Another officer was walking a German Shepard fog that terrified me even from this distance. It was yelling ferociously - I couldn't distinguish any words, but I imagined it was cursing. It seems like that would be what an angry fog would say. It was larger than any German Shepard I've seen in our time. It had probably been genetically modified to be larger.

What really terrified me was that I could hear more fogs yelling that I couldn't see.

"How are we going to get around those fogs?" I asked.

Jack shrugged as he continued to peer through the binoculars. "I don't know. Maybe we'll just have to go around them somehow."

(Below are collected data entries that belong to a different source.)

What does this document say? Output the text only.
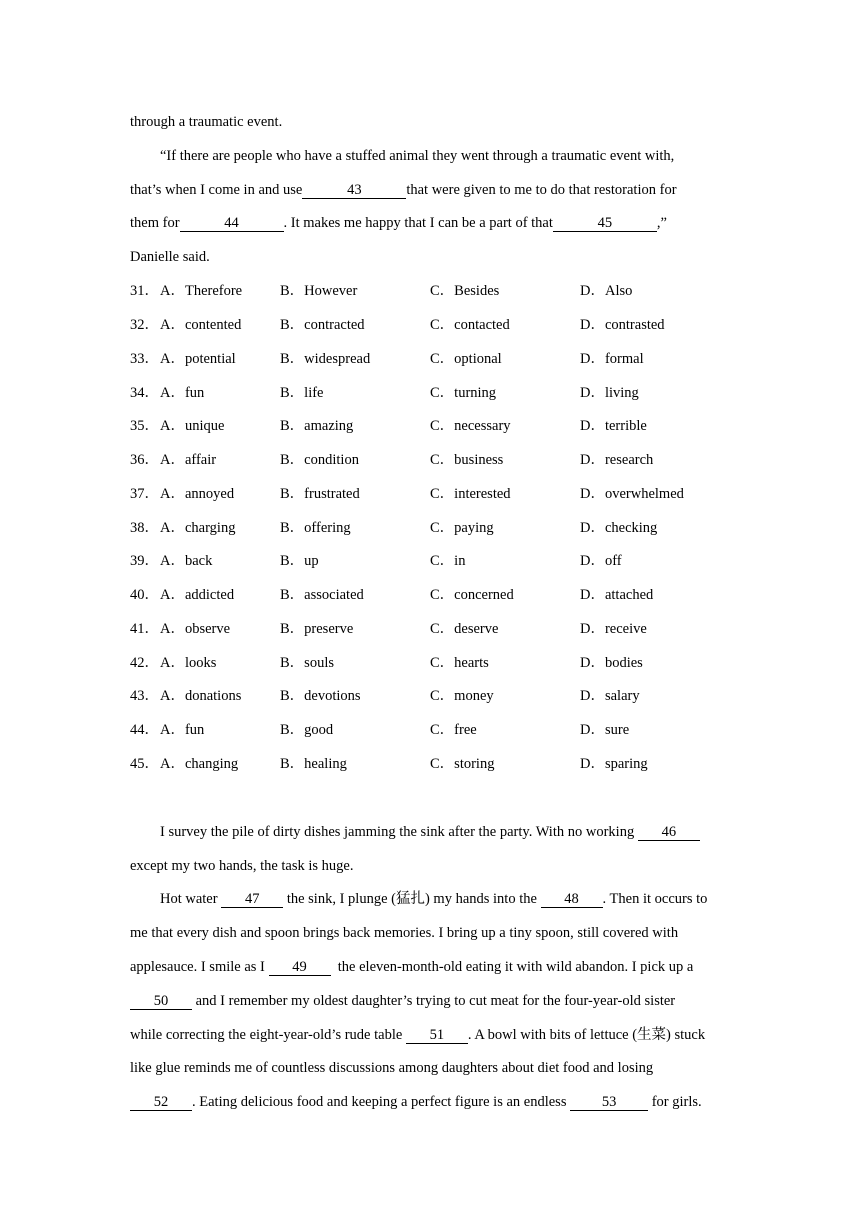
through a traumatic event.
“If there are people who have a stuffed animal they went through a traumatic event with,
that’s when I come in and use	43	that were given to me to do that restoration for
them for	44	. It makes me happy that I can be a part of that	45	,”
Danielle said.
31． A．Therefore	B．However	C．Besides	D．Also
32． A．contented	B．contracted	C．contacted	D．contrasted
33． A．potential	B．widespread	C．optional	D．formal
34． A．fun	B．life	C．turning	D．living
35． A．unique	B．amazing	C．necessary	D．terrible
36． A．affair	B．condition	C．business	D．research
37． A．annoyed	B．frustrated	C．interested	D．overwhelmed
38． A．charging	B．offering	C．paying	D．checking
39． A．back	B．up	C．in	D．off
40． A．addicted	B．associated	C．concerned	D．attached
41． A．observe	B．preserve	C．deserve	D．receive
42． A．looks	B．souls	C．hearts	D．bodies
43． A．donations	B．devotions	C．money	D．salary
44． A．fun	B．good	C．free	D．sure
45． A．changing	B．healing	C．storing	D．sparing
I survey the pile of dirty dishes jamming the sink after the party. With no working 46
except my two hands, the task is huge.
Hot water 47 the sink, I plunge (猛扎) my hands into the 48 . Then it occurs to
me that every dish and spoon brings back memories. I bring up a tiny spoon, still covered with
applesauce. I smile as I 49 the eleven-month-old eating it with wild abandon. I pick up a
50 and I remember my oldest daughter’s trying to cut meat for the four-year-old sister
while correcting the eight-year-old’s rude table 51 . A bowl with bits of lettuce (生菜) stuck
like glue reminds me of countless discussions among daughters about diet food and losing
52 . Eating delicious food and keeping a perfect figure is an endless 53 for girls.
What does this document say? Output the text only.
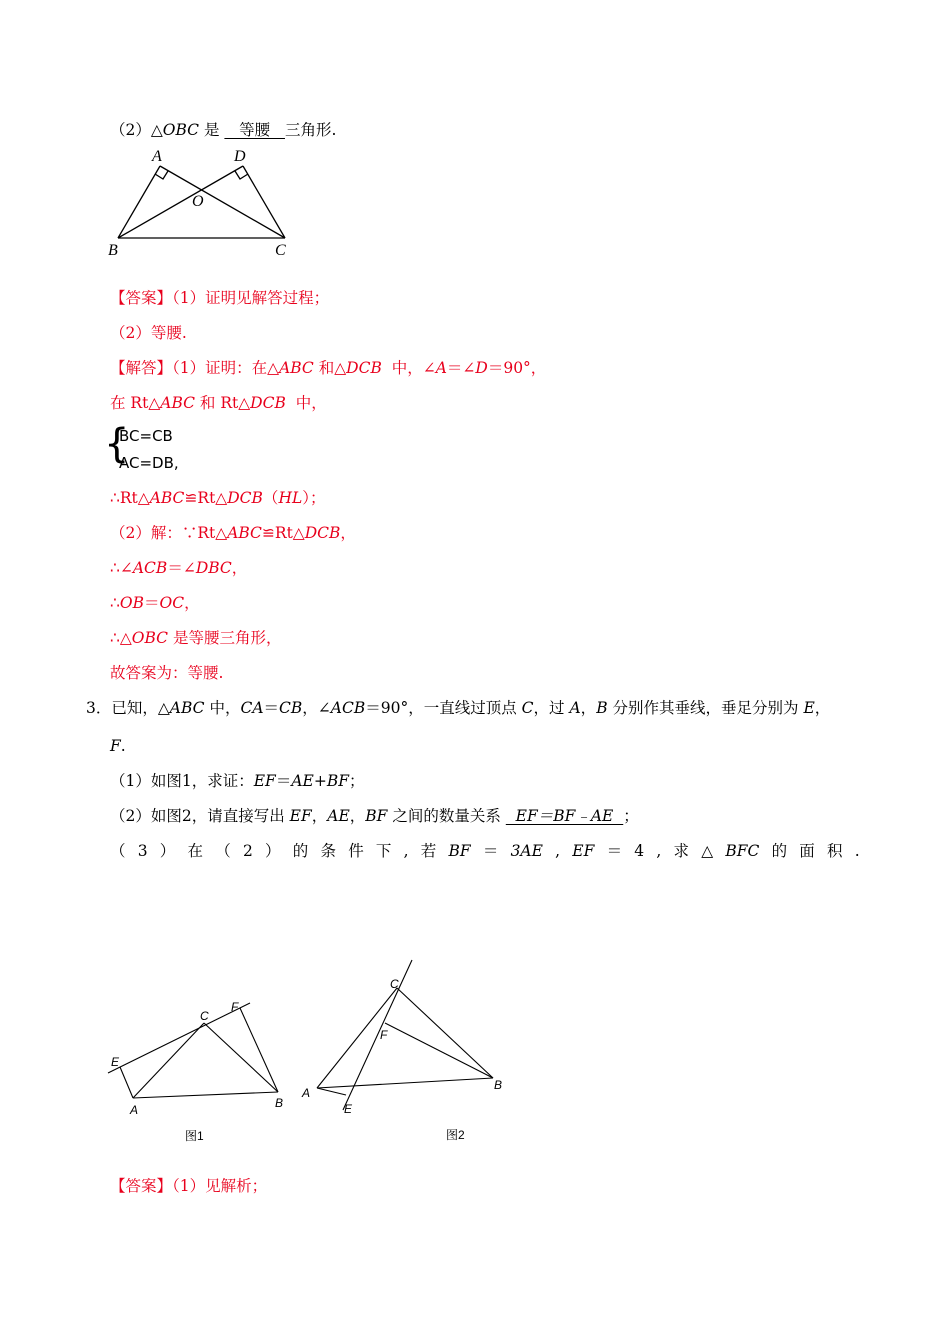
（2）△OBC 是    等腰   三角形.
A	D
O
B	C
【答案】（1）证明见解答过程；
（2）等腰.
【解答】（1）证明：在△ABC 和△DCB  中，∠A＝∠D＝90°，
在 Rt△ABC 和 Rt△DCB  中，
{
BC=CB
AC=DB,
∴Rt△ABC≌Rt△DCB（HL）；
（2）解：∵Rt△ABC≌Rt△DCB，
∴∠ACB＝∠DBC，
∴OB＝OC，
∴△OBC 是等腰三角形，
故答案为：等腰.
3．已知，△ABC 中，CA＝CB，∠ACB＝90°，一直线过顶点 C，过 A，B 分别作其垂线，垂足分别为 E，
F.
（1）如图1，求证：EF＝AE+BF；
（2）如图2，请直接写出 EF，AE，BF 之间的数量关系   EF＝BF﹣AE  ；
（ 3 ） 在 （ 2 ） 的 条 件 下 , 若 BF ＝ 3AE , EF ＝ 4 , 求 △ BFC 的 面 积 .
E
C
F
A	B
图1
C
F
A
E
B
图2
【答案】（1）见解析；
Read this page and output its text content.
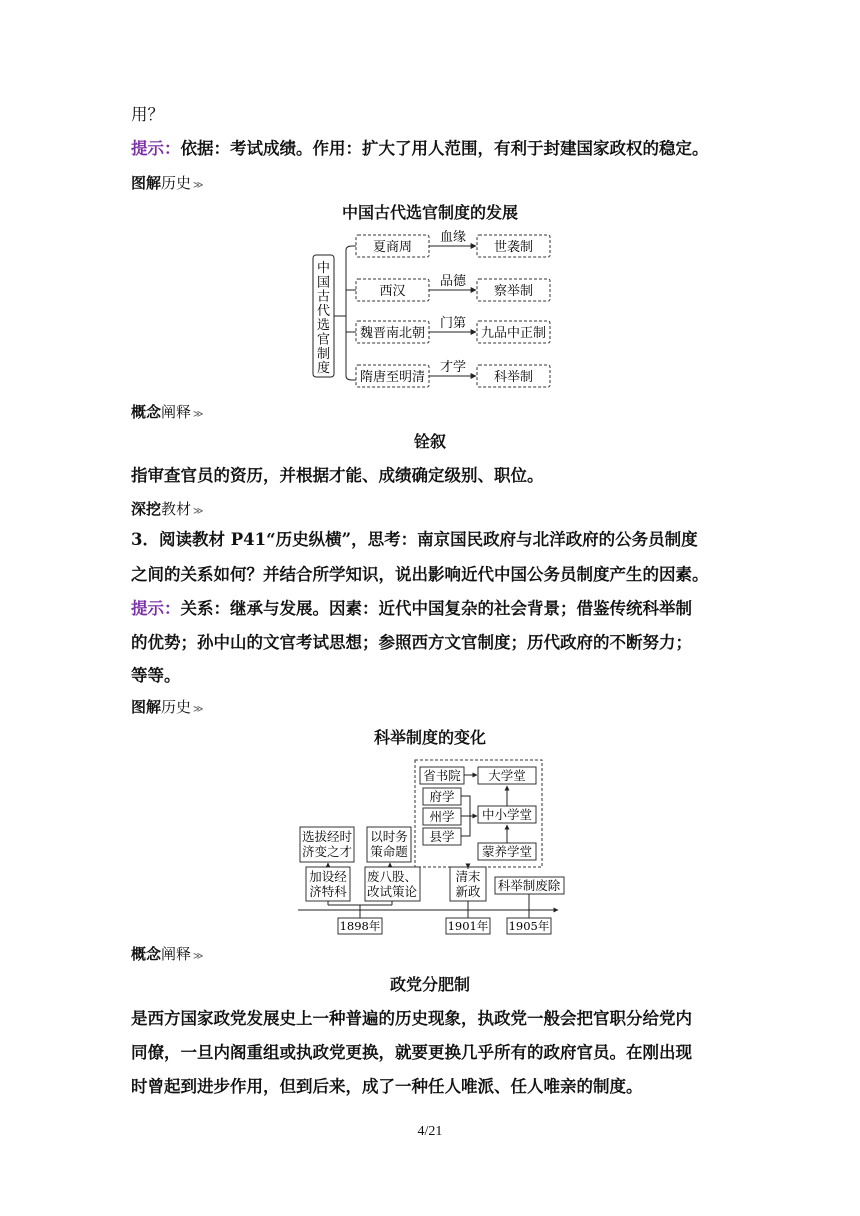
用？
提示：依据：考试成绩。作用：扩大了用人范围，有利于封建国家政权的稳定。
图解历史 ≫
中国古代选官制度的发展
中国古代选官制度
夏商周
血缘
世袭制
西汉
品德
察举制
魏晋南北朝
门第
九品中正制
隋唐至明清
才学
科举制
概念阐释 ≫
铨叙
指审查官员的资历，并根据才能、成绩确定级别、职位。
深挖教材 ≫
3．阅读教材 P41“历史纵横”，思考：南京国民政府与北洋政府的公务员制度
之间的关系如何？并结合所学知识，说出影响近代中国公务员制度产生的因素。
提示：关系：继承与发展。因素：近代中国复杂的社会背景；借鉴传统科举制
的优势；孙中山的文官考试思想；参照西方文官制度；历代政府的不断努力；
等等。
图解历史 ≫
科举制度的变化
省书院
府学
州学
县学
大学堂
中小学堂
蒙养学堂
选拔经时
济变之才
以时务
策命题
加设经
济特科
废八股、
改试策论
清末
新政 科举制废除
1898年	1901年 1905年
概念阐释 ≫
政党分肥制
是西方国家政党发展史上一种普遍的历史现象，执政党一般会把官职分给党内
同僚，一旦内阁重组或执政党更换，就要更换几乎所有的政府官员。在刚出现
时曾起到进步作用，但到后来，成了一种任人唯派、任人唯亲的制度。
4/21
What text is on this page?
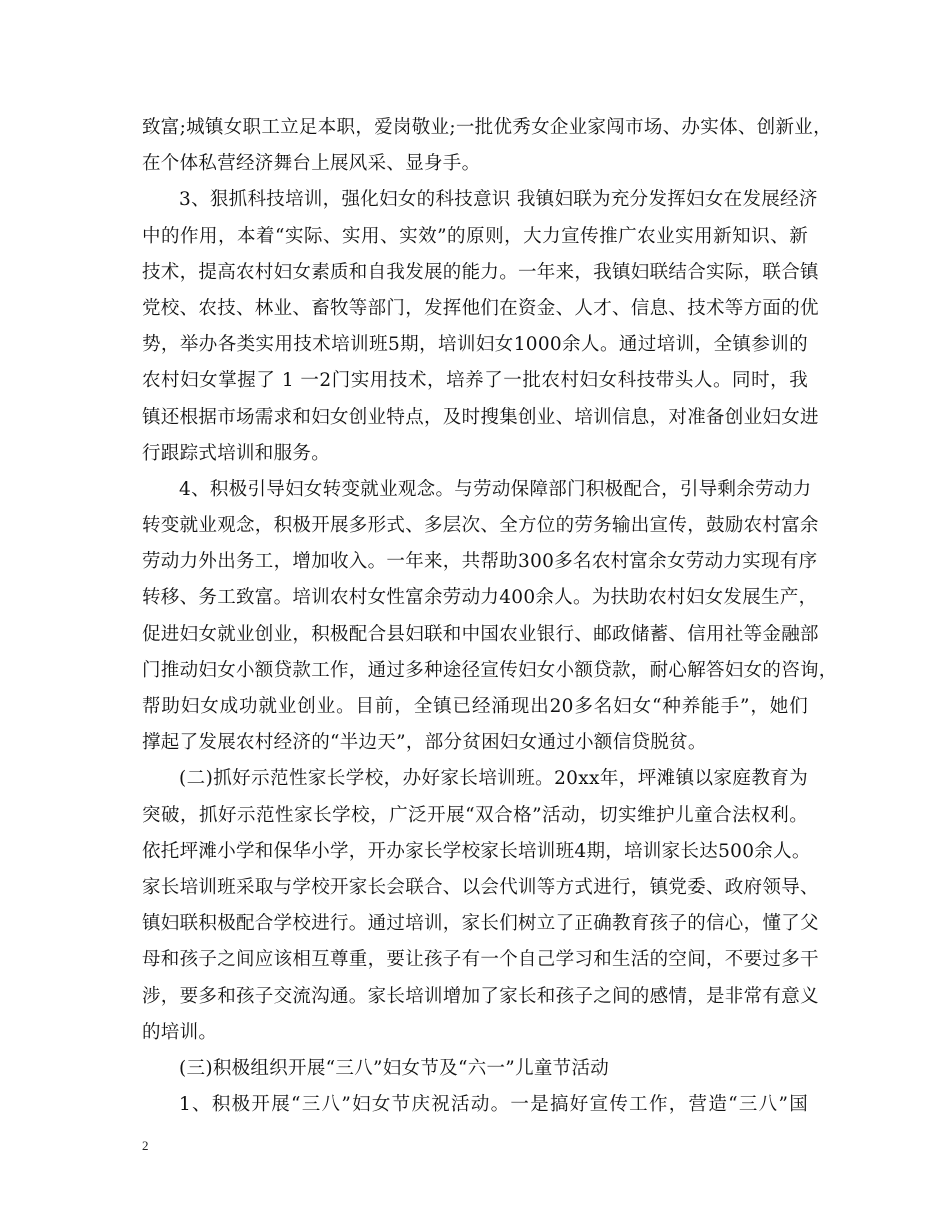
致富;城镇女职工立足本职，爱岗敬业;一批优秀女企业家闯市场、办实体、创新业，
在个体私营经济舞台上展风采、显身手。
3、狠抓科技培训，强化妇女的科技意识 我镇妇联为充分发挥妇女在发展经济
中的作用，本着“实际、实用、实效”的原则，大力宣传推广农业实用新知识、新
技术，提高农村妇女素质和自我发展的能力。一年来，我镇妇联结合实际，联合镇
党校、农技、林业、畜牧等部门，发挥他们在资金、人才、信息、技术等方面的优
势，举办各类实用技术培训班5期，培训妇女1000余人。通过培训，全镇参训的
农村妇女掌握了 1 一2门实用技术，培养了一批农村妇女科技带头人。同时，我
镇还根据市场需求和妇女创业特点，及时搜集创业、培训信息，对准备创业妇女进
行跟踪式培训和服务。
4、积极引导妇女转变就业观念。与劳动保障部门积极配合，引导剩余劳动力
转变就业观念，积极开展多形式、多层次、全方位的劳务输出宣传，鼓励农村富余
劳动力外出务工，增加收入。一年来，共帮助300多名农村富余女劳动力实现有序
转移、务工致富。培训农村女性富余劳动力400余人。为扶助农村妇女发展生产，
促进妇女就业创业，积极配合县妇联和中国农业银行、邮政储蓄、信用社等金融部
门推动妇女小额贷款工作，通过多种途径宣传妇女小额贷款，耐心解答妇女的咨询，
帮助妇女成功就业创业。目前，全镇已经涌现出20多名妇女“种养能手”，她们
撑起了发展农村经济的“半边天”，部分贫困妇女通过小额信贷脱贫。
(二)抓好示范性家长学校，办好家长培训班。20xx年，坪滩镇以家庭教育为
突破，抓好示范性家长学校，广泛开展“双合格”活动，切实维护儿童合法权利。
依托坪滩小学和保华小学，开办家长学校家长培训班4期，培训家长达500余人。
家长培训班采取与学校开家长会联合、以会代训等方式进行，镇党委、政府领导、
镇妇联积极配合学校进行。通过培训，家长们树立了正确教育孩子的信心，懂了父
母和孩子之间应该相互尊重，要让孩子有一个自己学习和生活的空间，不要过多干
涉，要多和孩子交流沟通。家长培训增加了家长和孩子之间的感情，是非常有意义
的培训。
(三)积极组织开展“三八”妇女节及“六一”儿童节活动
1、积极开展“三八”妇女节庆祝活动。一是搞好宣传工作，营造“三八”国
2
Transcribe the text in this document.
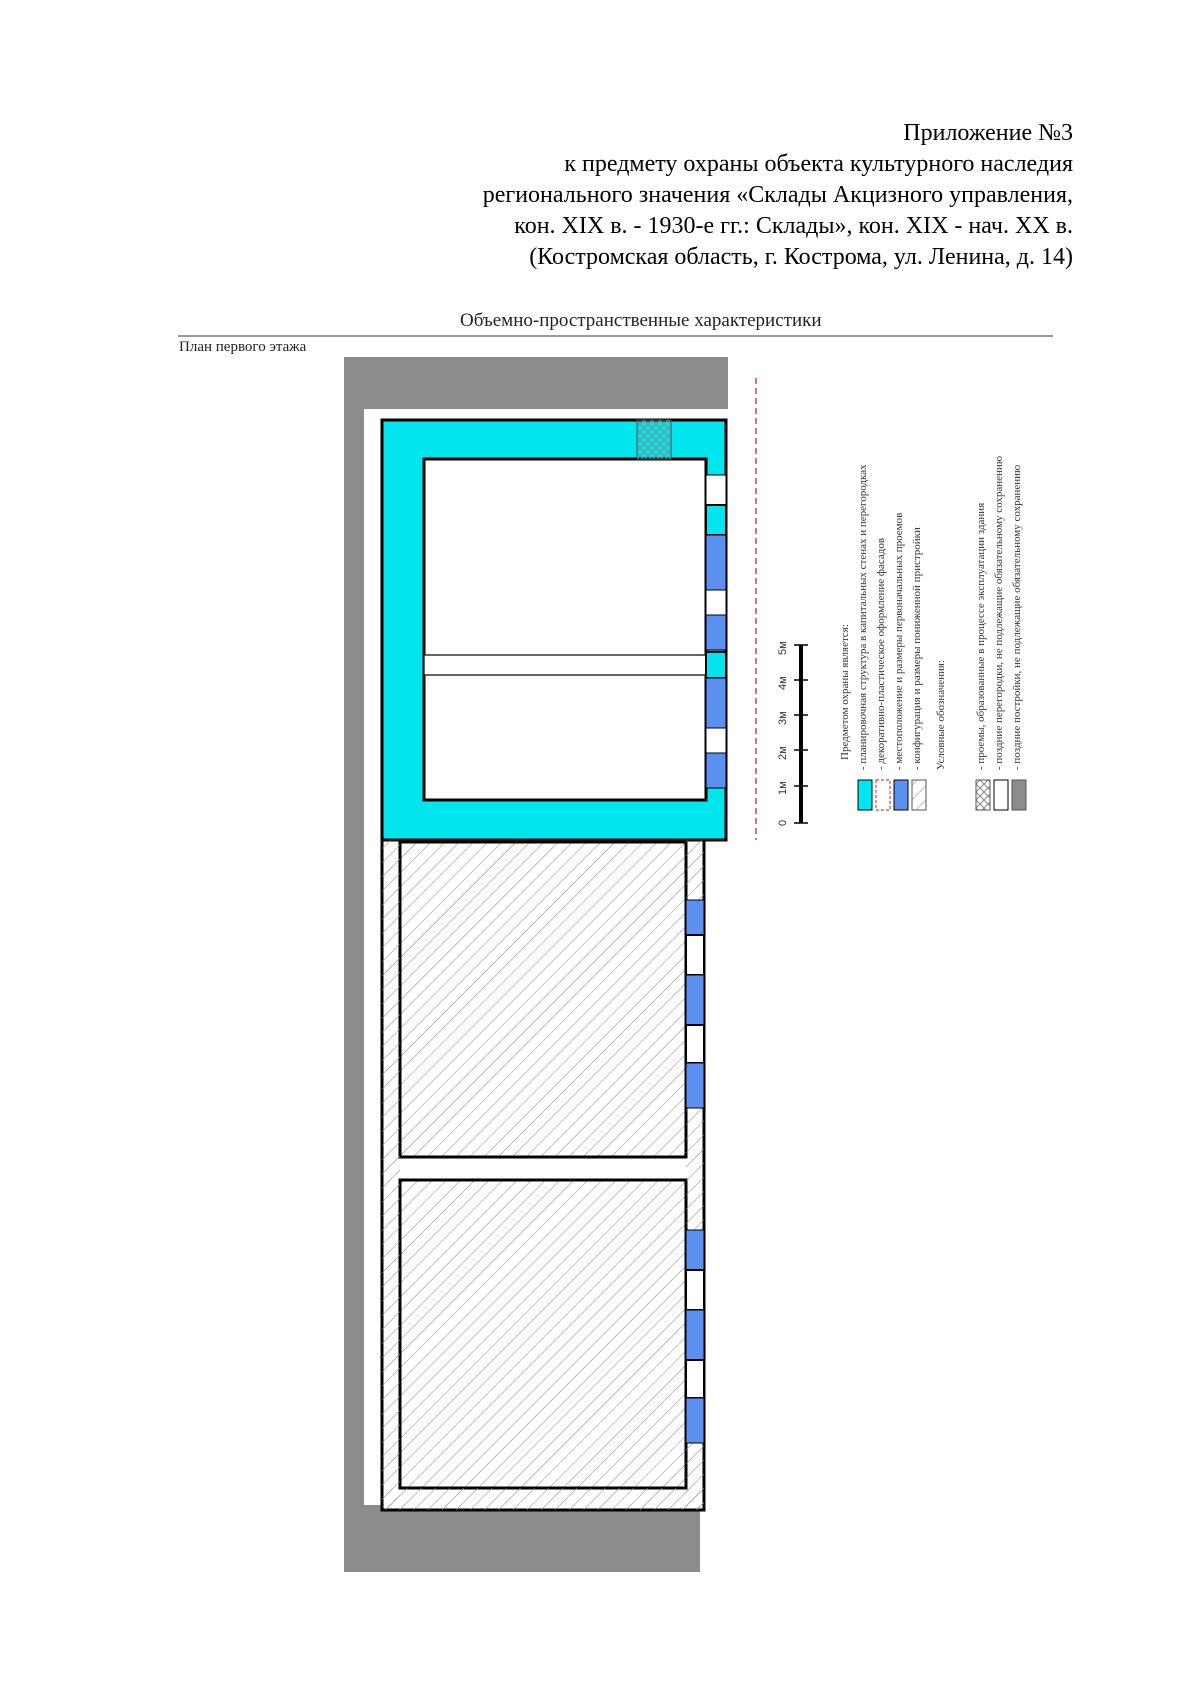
Приложение №3
к предмету охраны объекта культурного наследия
регионального значения «Склады Акцизного управления,
кон. XIX в. - 1930-е гг.: Склады», кон. XIX - нач. XX в.
(Костромская область, г. Кострома, ул. Ленина, д. 14)
Объемно-пространственные характеристики
План первого этажа
0
1м
2м
3м
4м
5м	Предметом охраны является: - планировочная структура в капитальных стенах и перегородках - декоративно-пластическое оформление фасадов - местоположение и размеры первоначальных проемов - конфигурация и размеры пониженной пристройки Условные обозначения:	- проемы, образованные в процессе эксплуатации здания - поздние перегородки, не подлежащие обязательному сохранению - поздние постройки, не подлежащие обязательному сохранению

That didn't sound like a good plan to me. I would rather have lived to my old age in that crazy dictatorship than be torn apart by a German Shepard fog.

A minute or two later Jack took off the binoculars and let them hang around his neck. He shook is head.

"This could be difficult," he said.

"I think that's an understatement."

He laughed. "It was supposed to be an understatement, Professor."

I paused; now that we were alone I debated whether to ask him about something that had been on my mind since the Corrupt Cops broke into the apartment. I decided to ask him, but I wanted to do it gently, so I spent more time phrasing the question in my head as he pulled the binoculars back up to his eyes.

"You used to be a Corrupt Cop?" I finally asked.

He sighed. "Yeah, I used to be a Corrupt Cop," he said. "Until five or six years ago. I knew you would ask about it eventually."

"What was it like? How did it happen?"

"Well, I was in the band well before they were the Corrupt Cops. I just got out of high school and I was looking for work. I got an offer to join a band called the Cops. They were a somewhat well known band at the time, a rising star. I listened to some of their stuff and I thought it was great. I was delighted to get the offer.

"When I joined, they were a perfectly legitimate band. They wrote their own songs, didn't steal them like they do now, and they actually sang. We actually sang. They didn't lip sync, like now.